Microsoft is investing $500m in affordable housing, bucking the Silicon Valley trend of building a multibillion-dollar campus and donating the change to homelessness nonprofits.

Microsoft pledged to invest $500m in building affordable housing units near its headquarters in the Seattle area. Like other tech hubs, Seattle has struggled to build enough CrossFit studios for new residents and enough affordable housing for existing residents.

Instead of building a new campus, Microsoft will spend $500m on affordable housing

To accommodate growing workforces, other tech giants have simply built private city centers (in the form of multibillion-dollar campuses) and private transportation systems.
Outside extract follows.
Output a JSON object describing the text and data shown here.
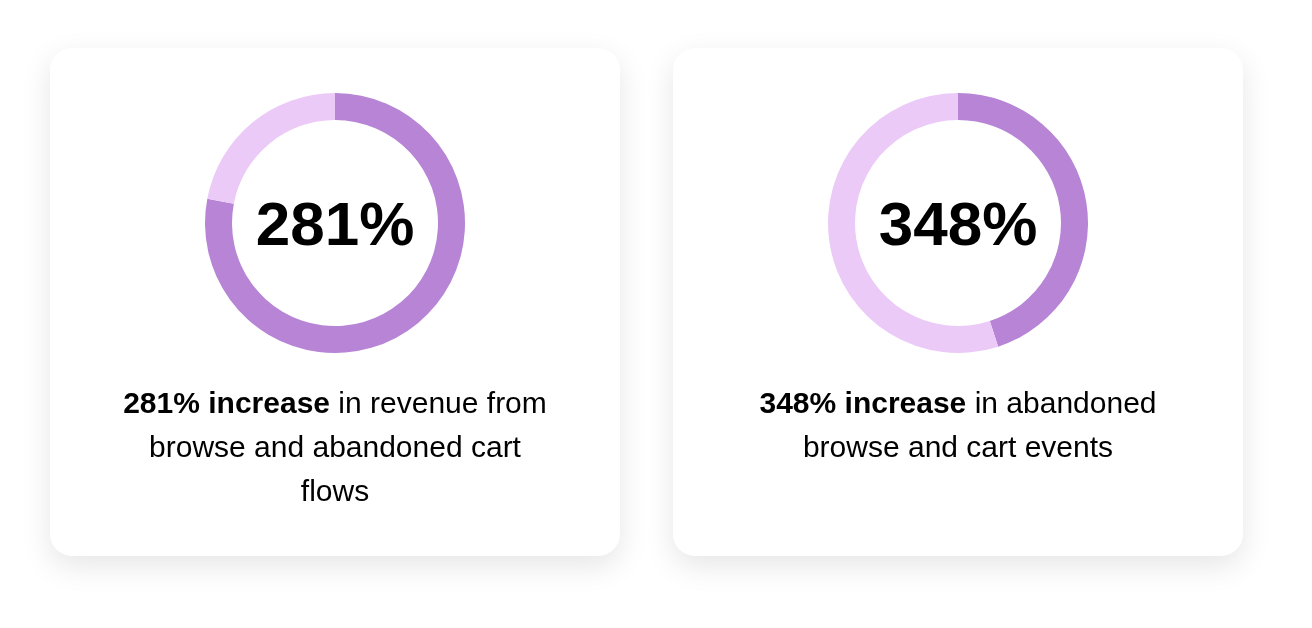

But Microsoft is trying a different approach — investing in the city that was already there.

This city ain’t got enough Wi-Fi for both of us

Seattle is the rain-soaked poster child for tech’s housing problem: The influx of Microsoft’s 42k employees and Amazon’s 25k employees has caused home prices to nearly double in the past 8 years.

A December report indicates that the Seattle area needs 156k more affordable units to put roofs over all its heads.

To address the problem, Microsoft will invest in housing that even non-Microsoft employees can afford — spending $225m on middle-income housing, $250m on low-income housing, and $25m on homelessness over the next 3 years.

An innovative solution to homelessness: Homes

Many other tech giants have also disrupted local real estate markets: Amazon in Seattle, Salesforce in San Francisco, and Google and Facebook in the Bay Area.

But, for the most part, these companies have chipped in relatively small amounts to help cities increase homeless services instead of decreasing homelessness itself, while prioritizing projects like the extravagant Salesforce tower or the Frank Gehry-designed Facebook campus.

Microsoft’s affordable housing initiative could help the homeless… before they’re homeless.

You can’t have a private campus without a public square

Seattle isn’t the only city drowning in highly paid tech workers: Amazon is building facilities for 50k workers in NYC and DC, Apple is creating space for 15k employees in Austin, and Google plans to create offices for an additional 12k in NYC.

As other tech companies steamroll through new real estate markets, Microsoft’s initiative shows the importance of investing in a community, not just a campus.